Janae Huber, collections manager for Art in Public Places at the Washington State Arts Commission, which oversees Irwin’s installation, said she believes the work was worth saving, in large part because Irwin was directly involved in reimagining it.

The artist selected new trees for the enclosures, switching from flowering plums to hawthorns, and opted to replace deteriorating blue wiring that surrounded the enclosures in downtown Seattle with a more resilient purple screen. Only the metal frames and some of the benches from the original artwork remain.

Most passersby are probably unaware that Irwin’s work once stood next to a jail, Huber said, and now on warm days, she spots students using the enclosures as outdoor library carrels.

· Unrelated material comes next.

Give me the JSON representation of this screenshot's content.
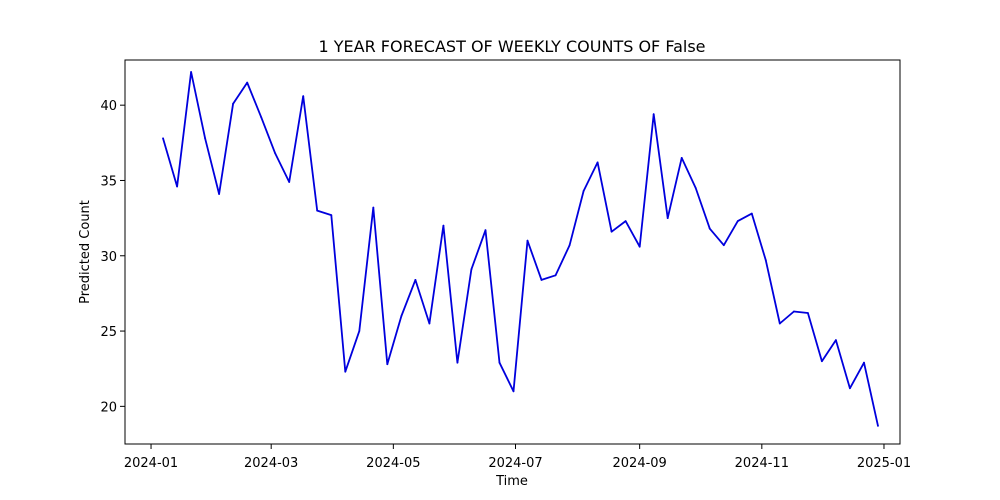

“They use it to sit and study, helping people feel solitary on a busy campus, but in a positive way,” she said.

Still, she said she understands why experts like Meyer consider “9 Spaces” a seminal site-specific work.

“Reasonable people are going to ask, ‘Why did they do this?’” Huber said. “History will probably sometimes judge us negatively for the choices that we make, but these are complicated choices. It’s never perfect.”